Via my evil twin Richard Wiseman comes one of the best color optical illusions I have ever seen. The original was apparently posted on Buzzhunt:

colors.gif


You see embedded spirals, right, of green, pinkish-orange, and blue? Incredibly, the green and the blue spirals are the same color. At first I thought Richard was pulling our collective legs, being a trickster of high magnitude. So I loaded the image in Photoshop and examined the two spirals. In the two squares displayed below, the one on the left is colored using the same color from the blue spiral, and on the right using the green spiral.

greenblue2.jpg


Like I said, incredible! For pedantry sake, the RGB colors in both spirals are 0, 255, 150. So they are mostly green with a solid splash of blue.

The reason they look different colors is because our brain judges the color of an object by comparing it to surrounding colors. In this case, the stripes are not continuous as they appear at first glance. The orange stripes don’t go through the "blue" spiral, and the magenta ones don’t go through the "green" one. Here’s a zoom to make this more clear:

bluegreenzoom.gif


See? The orange stripes go through the "green" spiral but not the "blue" one. So without us even knowing it, our brains compare that spiral to the orange stripes, forcing it to think the spiral is green. The magenta stripes make the other part of the spiral look blue, even though they are exactly the same color. If you still don’t believe me, concentrate on the edges of the colored spirals. Where the green hits the magenta it looks bluer to me, and where the blue hits the orange it looks greener. Amazing.

The overall pattern is a spiral shape because our brain likes to fill in missing bits to a pattern. Even though the stripes are not the same color all the way around the spiral , the overlapping spirals makes our brain think they are. The very fact that you have to examine the picture closely to figure out any of this at all shows just how easily we can be fooled.

This is why I tell people over and over again: you cannot trust what you see even with your own eyes. Your eyes are not cameras faithfully taking pictures of absolute truth of all that surrounds you. They have filters, and your brain has to interpret the jangled mess it gets fed.

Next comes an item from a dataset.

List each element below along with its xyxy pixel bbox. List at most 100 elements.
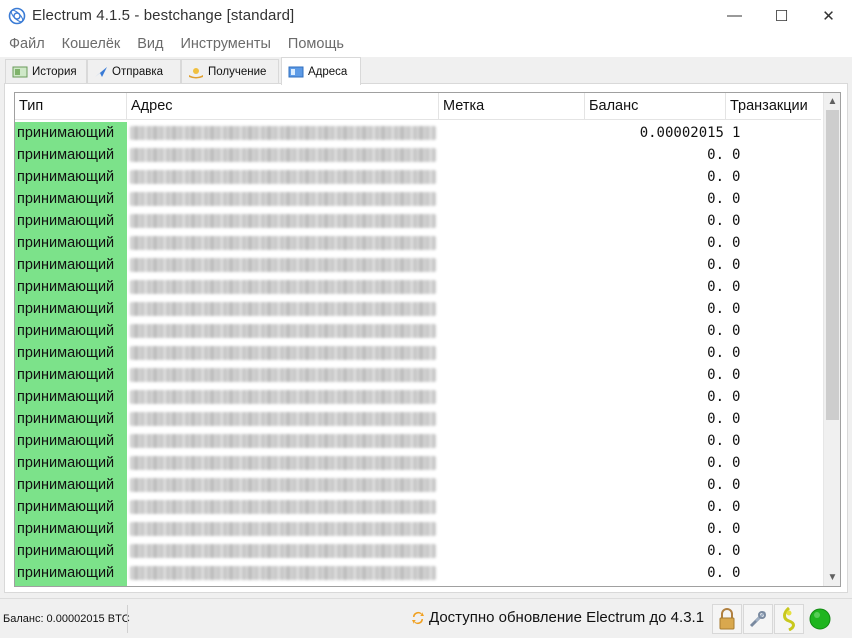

Colors are not what they appear, shapes are not what they appear (that zoomed image above is square, believe it or not), objects are not what they appear.


 
Jun 25, 2009 at 9:18 AM Post #2 of 9
Wow, that's incredible. Always loved optical illusions. I don't think I've ever seen one this good before though, great find.

Continuing on the spiral theme, staring at this for 20 seconds or so and then looking at your hand is an interesting experience. Don't blame me if you feel slightly nauseous mind.
smily_headphones1.gif


Spiral aftereffect
 
Jun 25, 2009 at 9:44 AM Post #3 of 9
Very nice post Erik, and thankyou for sharing. I wonder how much of this translates to hearing, are we all just delusional?
 
Jun 25, 2009 at 1:08 PM Post #6 of 9
That is incredible and very scary. Nice find.
 
Jun 25, 2009 at 1:53 PM Post #8 of 9
Really good one!
biggrin.gif

I actually had to copy and paste what I saw as green and blue color into a different image, then lo and behold they are indeed identical.
 
Jun 25, 2009 at 1:59 PM Post #9 of 9
And nobody faults themselves or other people for "falling for it"; it is recognized as just an interesting way that the brain works.

But when it comes to hearing it's a different story. Your system is never good enough, your hearing is never good enough, etc.